Former PKK members fleeing camps in northern Iraq have recently said in their testimonies to security officials and prosecutors that members of the terrorist group in Iraq were being supplied with US weapons. Gül earlier said that Turkey has formally requested an explanation from Washington over the claims and officials said Ankara's concerns were not based solely on confessions of the former PKK members.

Asked whether Ankara has evidence to support claims of the former PKK members, Gül said in an interview with private Kanal A television on Sunday night that there has been no confirmation of the charges. "We have not confirmed anything. But there is such an allegation and there are convincing confessions," Gül said, emphasizing that the charges were being investigated. "We have requested information [from the US]."

He said if the US really supplies arms to the PKK, this would eventually be revealed. "If such a thing happens, our relations would break apart," he said. But he added that the allegations could well be part of a plot to undermine Turkish-US ties and said it did not seem logical for the US to supply weapons to the PKK in Iraq openly. "But since there is such an allegation, we have to investigate it," he said.

The foreign minister said Ankara was aware that weapons supplied to the Iraqi army sometimes turned up in PKK hands amid the chaos in Iraq. "Of course the US military and several European countries give weapons to Iraq as there is a new army being built there. Some of these weapons could end up in PKK hands and indeed we found out that some of the PKK weapons seized were those that had been given to the Iraqi army in good faith."

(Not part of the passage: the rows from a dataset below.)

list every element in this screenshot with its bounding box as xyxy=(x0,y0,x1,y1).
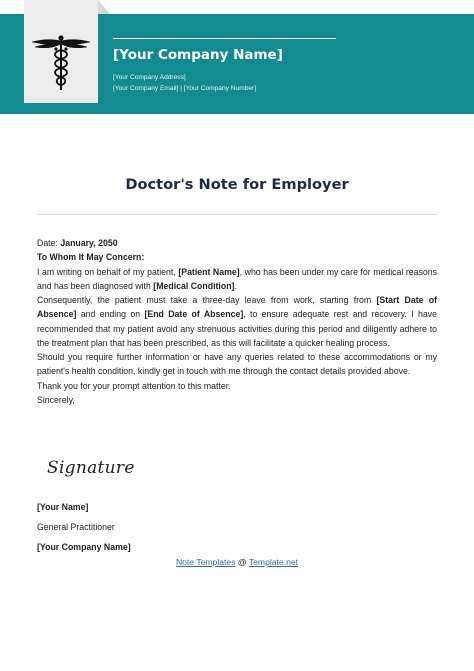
title-divider xyxy=(37,214,437,215)
footer xyxy=(0,557,474,567)
date-line xyxy=(37,236,437,250)
note-templates-link[interactable]: Note Templates xyxy=(175,557,236,567)
document-title: Doctor's Note for Employer xyxy=(125,176,349,193)
company-contact: [Your Company Email] | [Your Company Number] xyxy=(113,85,257,92)
date-label: Date: xyxy=(37,238,61,248)
signature: Signature xyxy=(47,458,135,478)
caduceus-icon xyxy=(29,30,93,94)
signer-title: General Practitioner xyxy=(37,522,115,532)
signer-company: [Your Company Name] xyxy=(37,542,131,552)
start-date: [Start Date of Absence] xyxy=(37,295,438,320)
letter-body xyxy=(37,236,437,407)
signer-name: [Your Name] xyxy=(37,502,89,512)
paragraph-1: I am writing on behalf of my patient, [Patient Name], who has been under my care for medical reasons and has been diagnosed with [Medical Condition]. xyxy=(37,266,437,291)
date-value: January, 2050 xyxy=(60,238,118,248)
footer-separator: @ xyxy=(235,557,249,567)
logo-tab-fold xyxy=(98,0,110,14)
paragraph-2: Consequently, the patient must take a three-day leave from work, starting from [Start Date of Absence] and ending on [End Date of Absence], to ensure adequate rest and recovery. I have recommended that my patient avoid any strenuous activities during this period and diligently adhere to the treatment plan that has been prescribed, as this will facilitate a quicker healing process. xyxy=(37,295,438,348)
template-net-link[interactable]: Template.net xyxy=(248,557,299,567)
header-divider xyxy=(113,38,336,39)
company-name: [Your Company Name] xyxy=(113,47,283,63)
medical-condition: [Medical Condition] xyxy=(153,280,235,291)
patient-name: [Patient Name] xyxy=(178,266,240,277)
company-address: [Your Company Address] xyxy=(113,74,186,81)
paragraph-4: Thank you for your prompt attention to this matter. xyxy=(37,380,231,391)
closing: Sincerely, xyxy=(37,394,75,405)
end-date: [End Date of Absence] xyxy=(144,309,244,320)
salutation: To Whom It May Concern: xyxy=(37,252,145,263)
paragraph-3: Should you require further information or have any queries related to these accommodations or my patient's health condition, kindly get in touch with me through the contact details provided above. xyxy=(37,352,437,377)
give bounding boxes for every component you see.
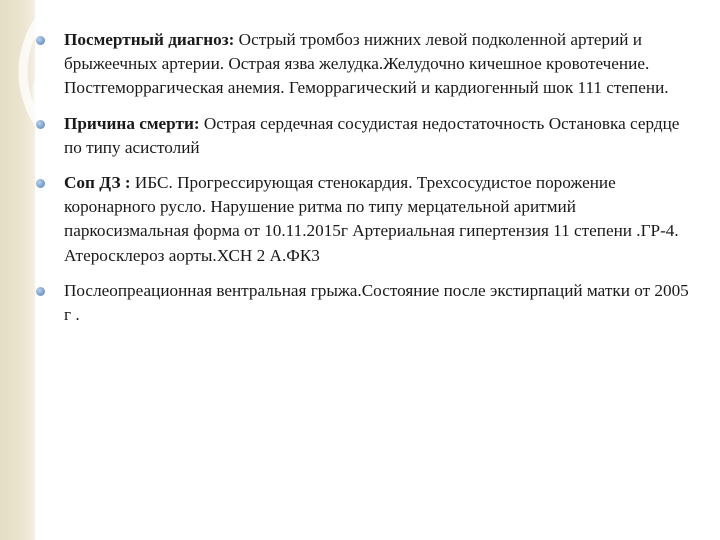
bullet-list — [30, 28, 698, 327]
item-label: Причина смерти: — [64, 113, 200, 133]
bullet-icon — [36, 120, 45, 129]
item-text: ИБС. Прогрессирующая стенокардия. Трехсосудистое порожение коронарного русло. Нарушение ритма по типу мерцательной аритмий паркосизмальная форма от 10.11.2015г Артериальная гипертензия 11 степени .ГР-4. Атеросклероз аорты.ХСН 2 А.ФК3 — [64, 173, 679, 265]
item-label: Соп ДЗ : — [64, 173, 131, 193]
content-area — [30, 28, 698, 338]
bullet-item-concomitant-diagnosis — [30, 171, 698, 268]
bullet-icon — [36, 36, 45, 45]
item-text: Острый тромбоз нижних левой подколенной артерий и брыжеечных артерии. Острая язва желудка.Желудочно кичешное кровотечение. Постгеморрагическая анемия. Геморрагический и кардиогенный шок 111 степени. — [64, 30, 669, 98]
bullet-icon — [36, 179, 45, 188]
item-text: Острая сердечная сосудистая недостаточность Остановка сердце по типу асистолий — [64, 113, 680, 157]
bullet-item-cause-of-death — [30, 112, 698, 160]
bullet-item-postmortem-diagnosis — [30, 28, 698, 101]
item-label: Посмертный диагноз: — [64, 30, 235, 49]
item-text: Послеопреационная вентральная грыжа.Состояние после экстирпаций матки от 2005 г . — [64, 280, 689, 325]
bullet-item-postoperative-hernia — [30, 279, 698, 327]
bullet-icon — [36, 287, 45, 296]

The US classifies the PKK as a terrorist organization and has pledged to take steps to counter the threat it poses to Turkey. But few tangible outcomes have emerged from its fight against the group. Impatient with US slowness, Ankara has warned it could carry out a cross-border operation to strike the PKK bases in northern Iraq.

Gül declined to comment when he was asked whether there could be a cross-border operation in the next month, but added everything could change depending on the circumstances.